The identity of the accused is unable to be published because he was a minor at the time the murder took place. After long hours of deliberation, the jury unanimously voted not guilty.
In addition to this, the jury also voted, 7-2, to acquit him of a number of secondary charges
Over the past couple of weeks, witnesses listed as the prosecution and the defence made their case. A large number of witnesses took the stand and were asked to describe the events that took place 23 years ago.
Mr Cassone was brutally murdered in an armed hold-up of the food shop/restaurant where he worked behind the counter. The murderer walked in to the shop, and shot Mr Cassone after he stumbled to get money out of the cash register. He died on the spot. The defence stressed the point that all witnesses called to testify could never be 100 per cent certain of the description of the murderer, and who they saw exactly.
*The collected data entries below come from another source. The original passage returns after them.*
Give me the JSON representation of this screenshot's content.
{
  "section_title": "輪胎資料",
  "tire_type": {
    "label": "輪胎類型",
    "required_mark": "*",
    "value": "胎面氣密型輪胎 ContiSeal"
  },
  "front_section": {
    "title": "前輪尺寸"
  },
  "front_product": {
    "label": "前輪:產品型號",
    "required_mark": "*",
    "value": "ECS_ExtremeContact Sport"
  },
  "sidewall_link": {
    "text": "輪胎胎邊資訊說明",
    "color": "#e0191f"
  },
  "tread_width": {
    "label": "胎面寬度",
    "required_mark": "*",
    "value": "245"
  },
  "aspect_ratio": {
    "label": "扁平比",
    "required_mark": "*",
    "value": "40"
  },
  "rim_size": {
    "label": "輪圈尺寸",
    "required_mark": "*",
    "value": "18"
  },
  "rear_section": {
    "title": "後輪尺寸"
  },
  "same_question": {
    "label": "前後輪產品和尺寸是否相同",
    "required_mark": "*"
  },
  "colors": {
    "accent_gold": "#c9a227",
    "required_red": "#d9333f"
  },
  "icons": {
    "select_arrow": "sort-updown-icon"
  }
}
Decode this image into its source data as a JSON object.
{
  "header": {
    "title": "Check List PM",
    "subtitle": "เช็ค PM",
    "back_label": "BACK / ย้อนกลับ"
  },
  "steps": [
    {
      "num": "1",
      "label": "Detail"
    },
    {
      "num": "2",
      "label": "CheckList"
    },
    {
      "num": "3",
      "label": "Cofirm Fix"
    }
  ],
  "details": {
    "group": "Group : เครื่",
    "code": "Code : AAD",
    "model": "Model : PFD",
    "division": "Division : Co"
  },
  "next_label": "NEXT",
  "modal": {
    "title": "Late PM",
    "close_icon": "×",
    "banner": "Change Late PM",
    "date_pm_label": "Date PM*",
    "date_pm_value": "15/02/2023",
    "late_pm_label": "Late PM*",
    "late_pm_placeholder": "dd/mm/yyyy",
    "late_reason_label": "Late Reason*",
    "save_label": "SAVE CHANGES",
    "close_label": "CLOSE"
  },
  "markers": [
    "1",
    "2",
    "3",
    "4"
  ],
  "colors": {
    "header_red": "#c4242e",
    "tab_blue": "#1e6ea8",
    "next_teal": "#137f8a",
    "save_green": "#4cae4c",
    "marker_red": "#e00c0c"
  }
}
In the first round of investigations following the murder, the prosecution failed to produce evidence beyond reasonable doubt, and therefore had to refrain from arraigning the accused at the time.
The case was then again reopened in 2003 by the then newly set up Homicide Squad. The case was stalled in 2006 when a journalist published the name of the accused, with the argument being raised that a jury’s opinion would be skewed due to the accused’s chequered criminal history.
A number of witnesses declared to be almost certain, failing to commit 100 per cent for fear of their lives.
Lawyers Kevin Valletta and Anne Marie Cutajar prosecuted. Lawyers Franco Debono and Marion Camilleri were defence counsel. The court was presided by Judge Antonio Mizzi.